Mais si on sort chamboulés, tendus, révoltés de L’événement, c’est bien parce qu’Audrey Diwan, en trois scènes, dont l’épilogue qui met fin brutalement au film, nous immerge dans l’horreur de l’avortement. Frontalement, elle décrit d’abord une automutilation dont on ressent toute la douleur, puis un avortement clandestin mais maîtrisé qui ne nous laisse pas indemme, pour finalement nous embarquer dans la dernière tentative (en solitaire), fiévreuse et viscérale, qui nous met à terre.

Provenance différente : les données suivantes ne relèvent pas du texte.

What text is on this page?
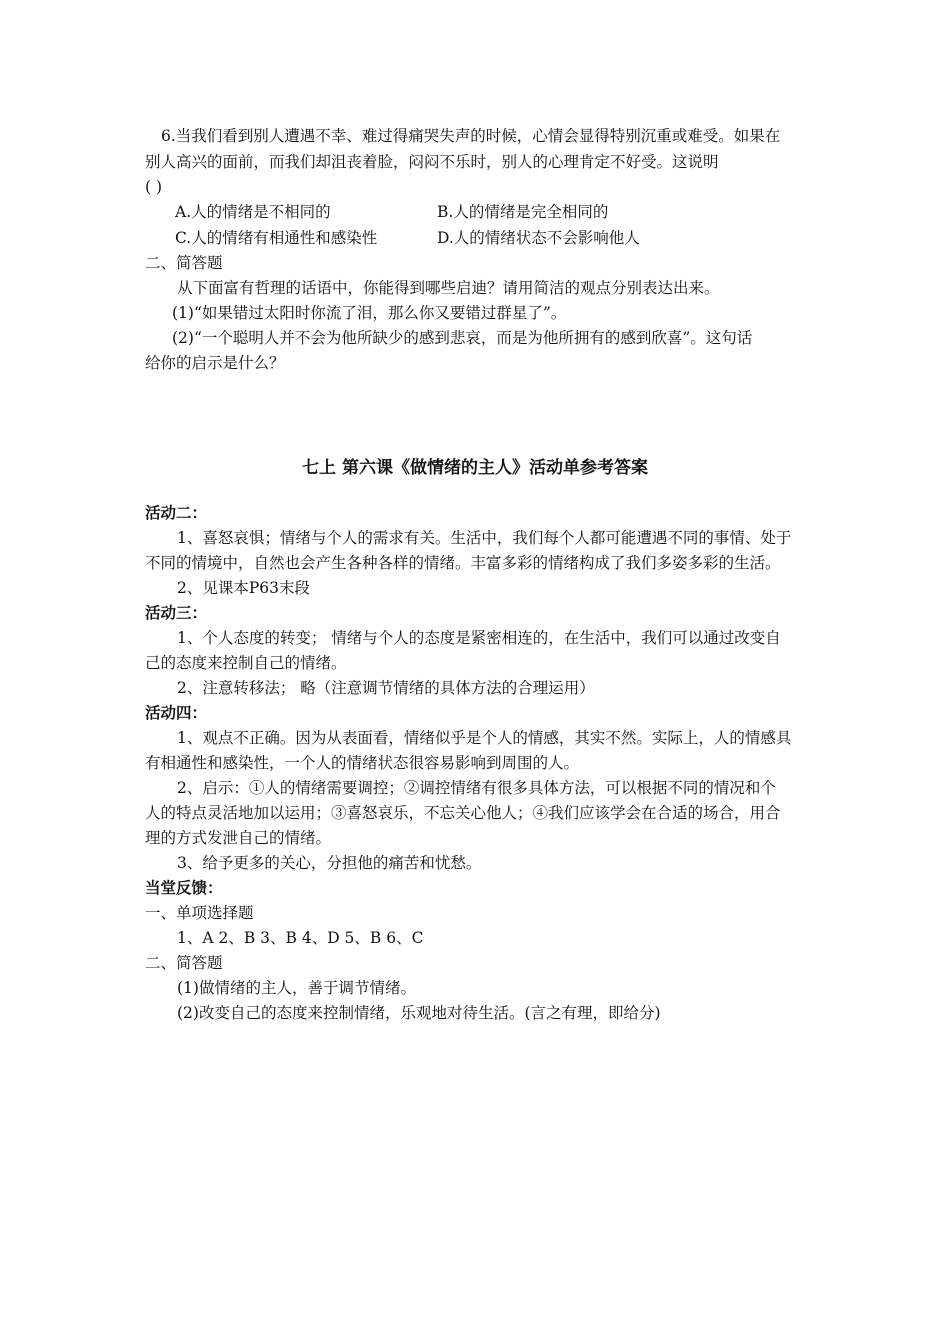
6.当我们看到别人遭遇不幸、难过得痛哭失声的时候，心情会显得特别沉重或难受。如果在
别人高兴的面前，而我们却沮丧着脸，闷闷不乐时，别人的心理肯定不好受。这说明
( )
A.人的情绪是不相同的	B.人的情绪是完全相同的
C.人的情绪有相通性和感染性	D.人的情绪状态不会影响他人
二、简答题
从下面富有哲理的话语中，你能得到哪些启迪？请用简洁的观点分别表达出来。
(1)“如果错过太阳时你流了泪，那么你又要错过群星了”。
(2)“一个聪明人并不会为他所缺少的感到悲哀，而是为他所拥有的感到欣喜”。这句话
给你的启示是什么？
七上 第六课《做情绪的主人》活动单参考答案
活动二：
1、喜怒哀惧；情绪与个人的需求有关。生活中，我们每个人都可能遭遇不同的事情、处于
不同的情境中，自然也会产生各种各样的情绪。丰富多彩的情绪构成了我们多姿多彩的生活。
2、见课本P63末段
活动三：
1、个人态度的转变； 情绪与个人的态度是紧密相连的，在生活中，我们可以通过改变自
己的态度来控制自己的情绪。
2、注意转移法； 略（注意调节情绪的具体方法的合理运用）
活动四：
1、观点不正确。因为从表面看，情绪似乎是个人的情感，其实不然。实际上，人的情感具
有相通性和感染性，一个人的情绪状态很容易影响到周围的人。
2、启示：①人的情绪需要调控；②调控情绪有很多具体方法，可以根据不同的情况和个
人的特点灵活地加以运用；③喜怒哀乐，不忘关心他人；④我们应该学会在合适的场合，用合
理的方式发泄自己的情绪。
3、给予更多的关心，分担他的痛苦和忧愁。
当堂反馈：
一、单项选择题
1、A 2、B 3、B 4、D 5、B 6、C
二、简答题
(1)做情绪的主人，善于调节情绪。
(2)改变自己的态度来控制情绪，乐观地对待生活。(言之有理，即给分)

La caméra est toujours placée au bon endroit. Dans le premier cas, on voit le visage grimaçant du supplice infligé, tout en devinant les gestes impactant l’appareil génital. Dans le suivant, le plan d’ensemble expose l’avorteuse (Anna Mouglalis, impériale) et l’acte minitieux opéré pour se débarrasser du problème. Dans l’ultime séquence, on se tord et on tremble avec Anne. Pas sûr qu’elle le passe par pertes et fracas, plutôt craintif qu’elle n’y passe à son tour.

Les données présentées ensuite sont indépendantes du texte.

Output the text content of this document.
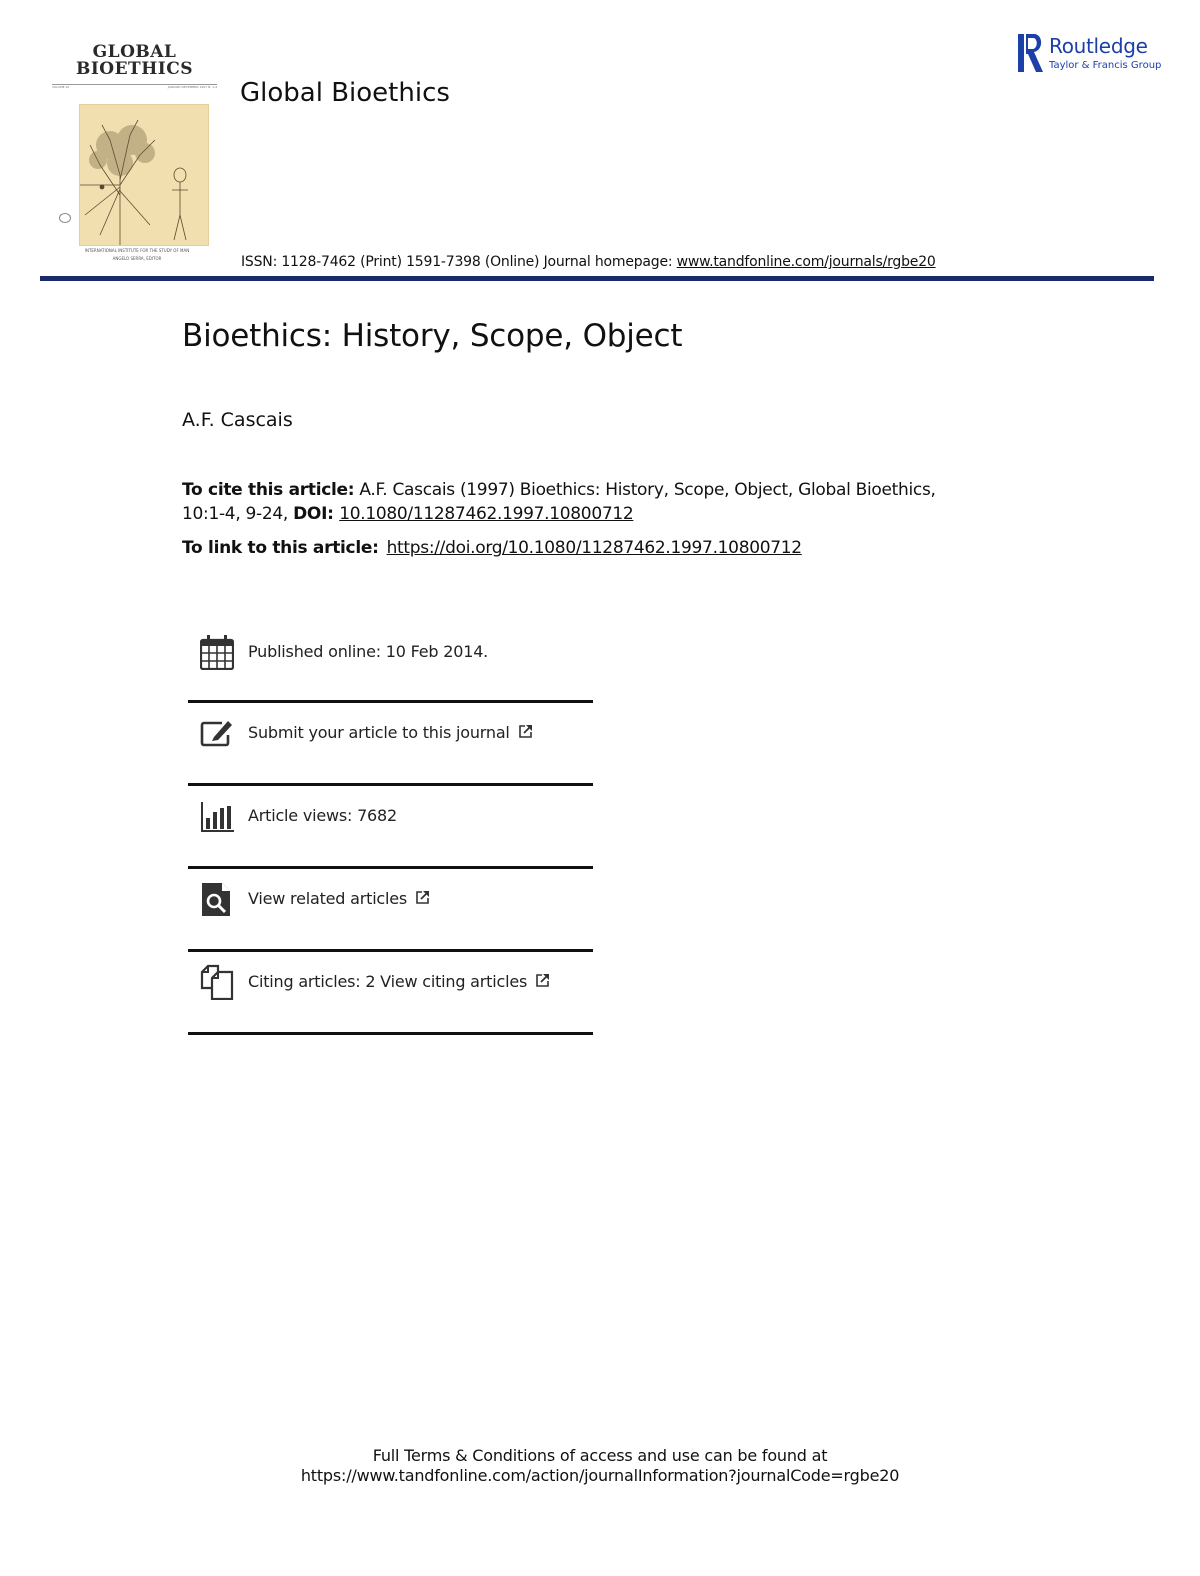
GLOBAL
BIOETHICS
VOLUME 10	JANUARY-DECEMBER 1997 N. 1-4
INTERNATIONAL INSTITUTE FOR THE STUDY OF MAN
ANGELO SERRA, EDITOR
Global Bioethics
Routledge
Taylor & Francis Group
ISSN: 1128-7462 (Print) 1591-7398 (Online) Journal homepage: www.tandfonline.com/journals/rgbe20
Bioethics: History, Scope, Object
A.F. Cascais
To cite this article: A.F. Cascais (1997) Bioethics: History, Scope, Object, Global Bioethics, 10:1-4, 9-24, DOI: 10.1080/11287462.1997.10800712
To link to this article: https://doi.org/10.1080/11287462.1997.10800712
Published online: 10 Feb 2014.
Submit your article to this journal
Article views: 7682
View related articles
Citing articles: 2 View citing articles
Full Terms & Conditions of access and use can be found at
https://www.tandfonline.com/action/journalInformation?journalCode=rgbe20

Une affaire d’hommes et de morale

A travers ce film, Audrey Diwan rappelle ainsi que l’avortement est un choix personnel qui a tout intérêt à être encadré par des professionnels de santé, loin de toutes considérations morales ou religieuses. Elle pointe du doigt ce partiarcat qui décide à la place des femmes, et les condamne ainsi à n’être que des génitrices. L’événement est un film sur l’émancipation d’une jeune femme qui devendra l’une des plus grandes écrivaines françaises (et qui sera mère par deux fois).

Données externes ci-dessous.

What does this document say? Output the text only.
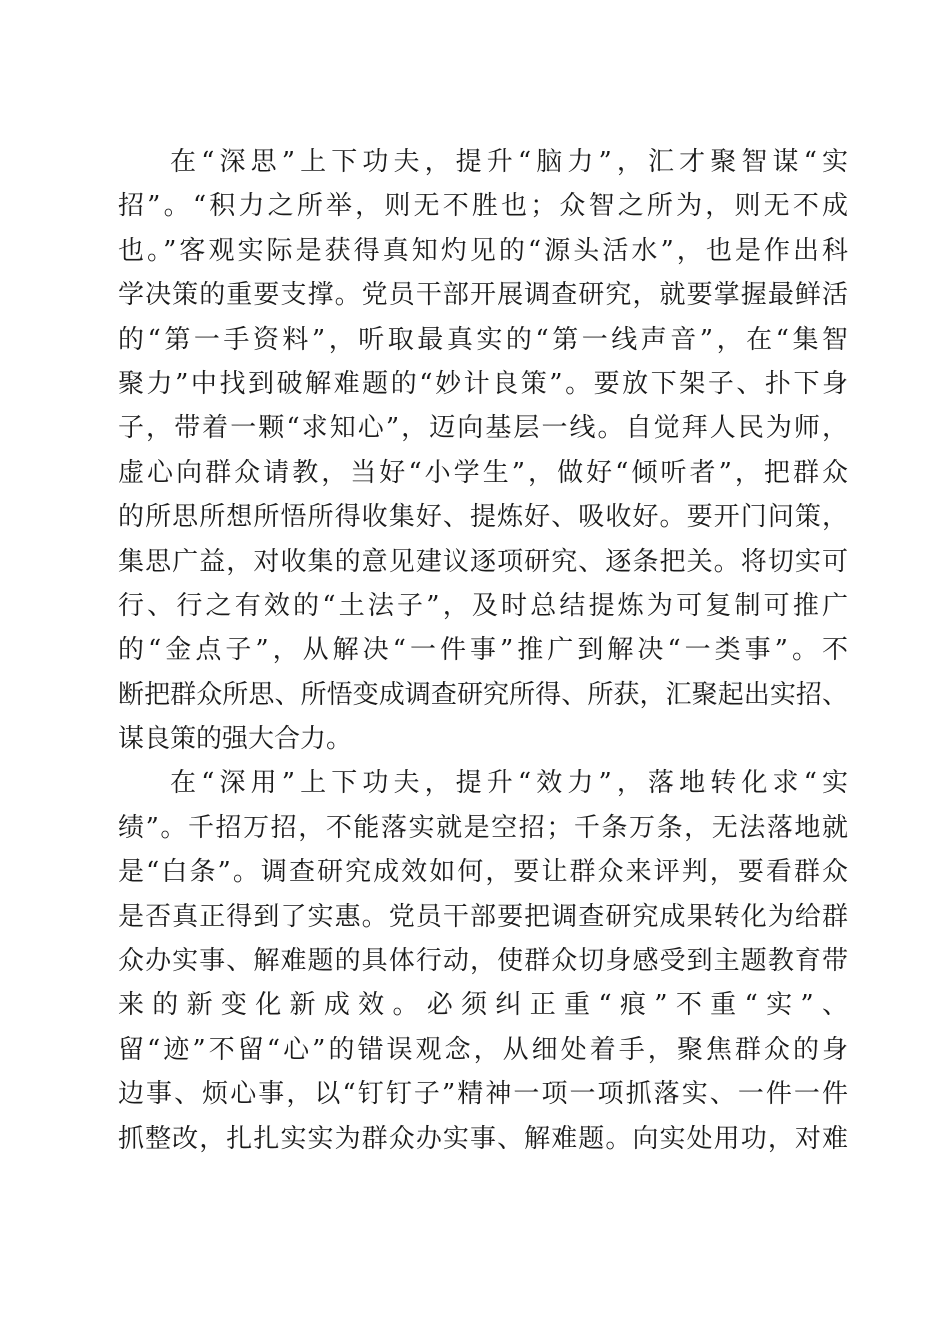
在“深思”上下功夫，提升“脑力”，汇才聚智谋“实
招”。“积力之所举，则无不胜也；众智之所为，则无不成
也。”客观实际是获得真知灼见的“源头活水”，也是作出科
学决策的重要支撑。党员干部开展调查研究，就要掌握最鲜活
的“第一手资料”，听取最真实的“第一线声音”，在“集智
聚力”中找到破解难题的“妙计良策”。要放下架子、扑下身
子，带着一颗“求知心”，迈向基层一线。自觉拜人民为师，
虚心向群众请教，当好“小学生”，做好“倾听者”，把群众
的所思所想所悟所得收集好、提炼好、吸收好。要开门问策，
集思广益，对收集的意见建议逐项研究、逐条把关。将切实可
行、行之有效的“土法子”，及时总结提炼为可复制可推广
的“金点子”，从解决“一件事”推广到解决“一类事”。不
断把群众所思、所悟变成调查研究所得、所获，汇聚起出实招、
谋良策的强大合力。
在“深用”上下功夫，提升“效力”，落地转化求“实
绩”。千招万招，不能落实就是空招；千条万条，无法落地就
是“白条”。调查研究成效如何，要让群众来评判，要看群众
是否真正得到了实惠。党员干部要把调查研究成果转化为给群
众办实事、解难题的具体行动，使群众切身感受到主题教育带
来的新变化新成效。必须纠正重“痕”不重“实”、
留“迹”不留“心”的错误观念，从细处着手，聚焦群众的身
边事、烦心事，以“钉钉子”精神一项一项抓落实、一件一件
抓整改，扎扎实实为群众办实事、解难题。向实处用功，对难
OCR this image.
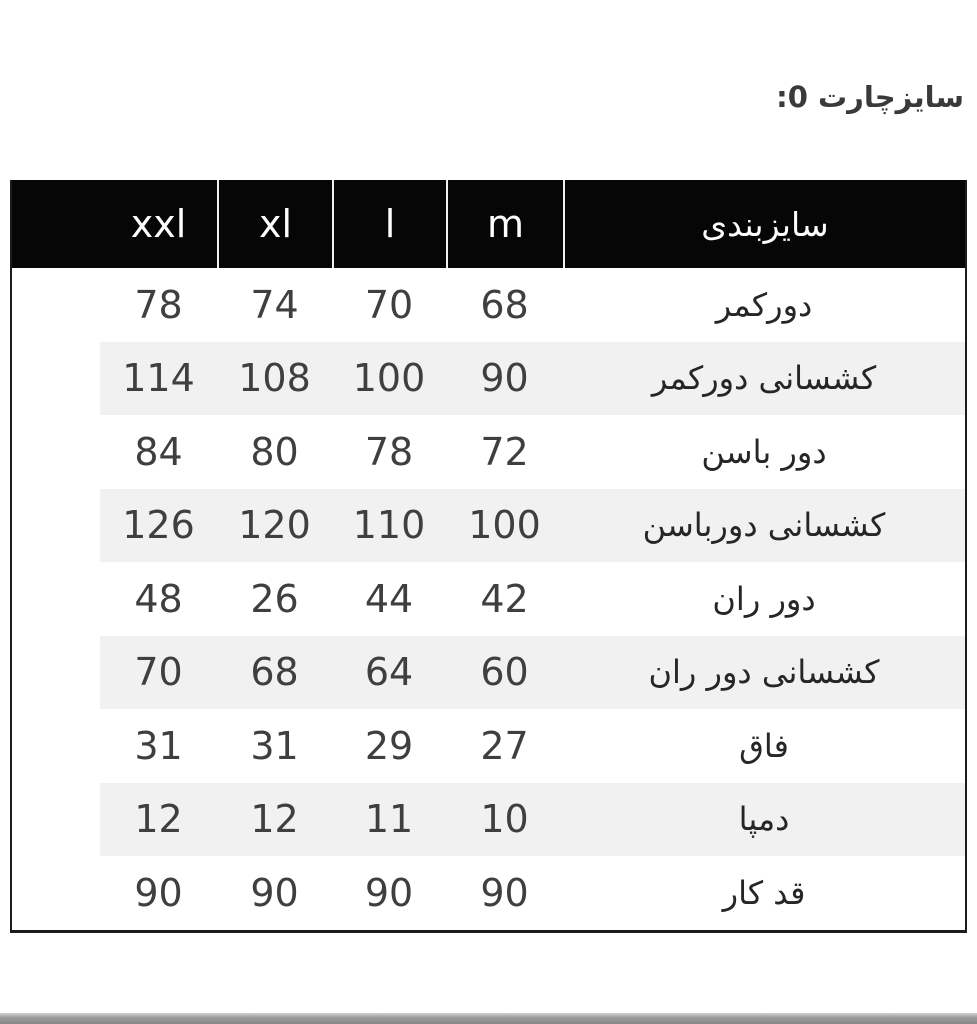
سایزچارت 0:
سایزبندی
m
l
xl
xxl
دورکمر
68
70
74
78
کشسانی دورکمر
90
100
108
114
دور باسن
72
78
80
84
کشسانی دورباسن
100
110
120
126
دور ران
42
44
26
48
کشسانی دور ران
60
64
68
70
فاق
27
29
31
31
دمپا
10
11
12
12
قد کار
90
90
90
90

« En écrivant, je dois parfois résister au lyrisme de la douleur ou de la colère. Je ne veux pas faire dans ce texte ce que je n’ai pas fait dans la vie à ce moment-là, ou si peu, crier et pleurer » peut-on lire dans son texte. Pourtant ce livre comme ce film est bien un cri universel sur la liberté des femmes, et de leur corps. En montrant là où ça fait mal, la cinéaste n’épargne pas le spectateur, mais évite pathos et didactisme pour rendre son film plus universaliste et le sortir de son pays, de son époque, de sa culture. Un réalisme brut qui nous asphyxie tout en nous libérant.

Dans son livre, Annie Ernaux rappelait : « J’ai fini de mettre en mots ce qui m’apparaît comme une expérience humaine totale, de la vie et de la mort, du temps, de la morale et de l’interdit, de la loi, une expérience vécue d’un bout à l’autre au travers du corps. » Audrey Diwan a su traduire en images cette expérience charnelle et radicale de manière captivante, brillante et simple.